PD IN CRISI ANCHE SUL REFERENDUM
Esplode lo scontro nel PD sulla consultazione popolare del 17 aprile in tema di perforazioni petrolifere. Nel corso della giornata di ieri è stata certificata, attraverso una comunicazione ufficiale del Pd all’Agcom sulla gestione degli spazi elettorali in tv, l’intenzione di lavorare per sabotare il referendum, scelta che era già evidente ma non era ancora stata esplicitata. L’invito all’astensione, pronunciato perché il quesito non conquisti il quorum del 50% + 1 dei votanti, rappresenta una prima assoluta per il partito; inoltre il referendum è stato promosso da dieci Regioni presiedute in molti casi da esponenti Pd aspramente contrari alle trivelle. Ma la reazione della minoranza non si è fatta attendere, il Presidente della Puglia Emiliano ha chiaramente detto “non mi risulta che il partito abbia assunto alcuna decisione su questo punto così importante per il Paese”, mentre Speranza ha reso noto di non condividere la scelta e di pensare che una parte significativa degli elettori Pd potrebbe non comprenderla. Durissimi gli ambientalisti, che parlano di decisione “scandalosa” e di posizione “incoerente” per una forza politica che dovrebbe fare della partecipazione uno dei suoi tratti distintivi.

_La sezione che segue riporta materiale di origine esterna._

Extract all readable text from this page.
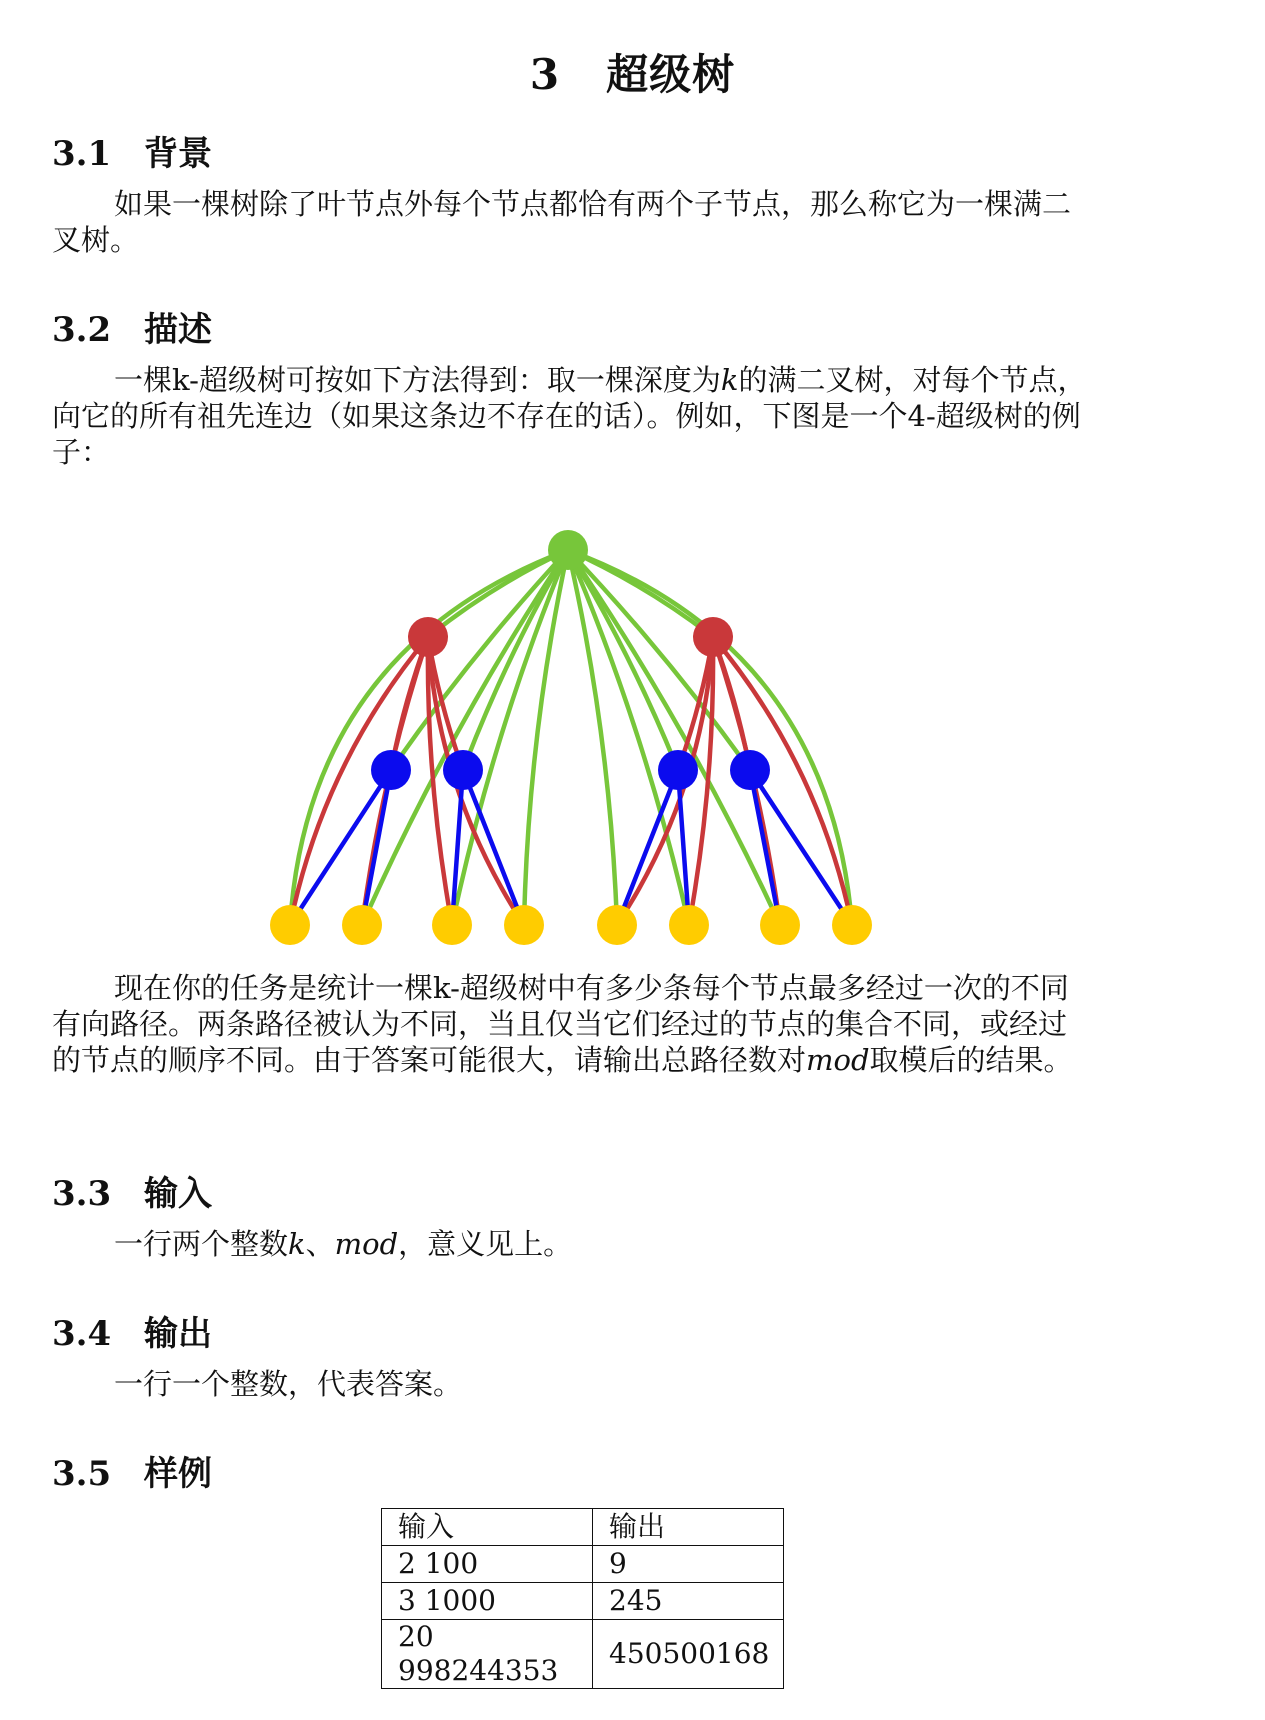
3 超级树
3.1 背景

如果一棵树除了叶节点外每个节点都恰有两个子节点，那么称它为一棵满二叉树。

3.2 描述

一棵k-超级树可按如下方法得到：取一棵深度为k的满二叉树，对每个节点，向它的所有祖先连边（如果这条边不存在的话）。例如，下图是一个4-超级树的例子：

现在你的任务是统计一棵k-超级树中有多少条每个节点最多经过一次的不同有向路径。两条路径被认为不同，当且仅当它们经过的节点的集合不同，或经过的节点的顺序不同。由于答案可能很大，请输出总路径数对mod取模后的结果。

3.3 输入

一行两个整数k、mod，意义见上。

3.4 输出

一行一个整数，代表答案。

3.5 样例
输入	输出
2 100	9
3 1000	245
20 998244353	450500168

SOSTEGNO DELLA CEI AL REFERENDUM
La “custodia del creato” passa dal referendum No Triv, così si esprime la Cei.  Parlare con i fedeli del referendum del 17 aprile, partendo dall’enciclica ‘green’ Laudato si’ di Papa Francesco. All’indomani della scelta dei vertici del Partito democratico di fare campagna elettorale per l’astensione, la Conferenza episcopale italiana ha scelto la strada del dialogo con le comunità parrocchiali, per cercare una strada comune che vada nel solco tracciato da Bergoglio. Che nella sua enciclica ha spinto per le energie rinnovabili. La scelta dei vescovi è contenuta nel documento finale del Consiglio Episcopale Permanente di Genova. E nel quale si legge: “L’attenzione all’aspetto sociale ha portato i Vescovi a confrontarsi anche sulla questione ambientale e, in particolare, sulla tematica delle trivelle – ossia se consentire o meno agli impianti già esistenti entro la fascia costiera di continuare la coltivazione di petrolio e metano fino all’esaurimento del giacimento, anche oltre la scadenza della concessioni – concordando circa l’importanza che essa sia dibattuta nelle comunità per favorirne una soluzione appropriata alla luce dell’enciclica Laudato sì di papa Francesco”.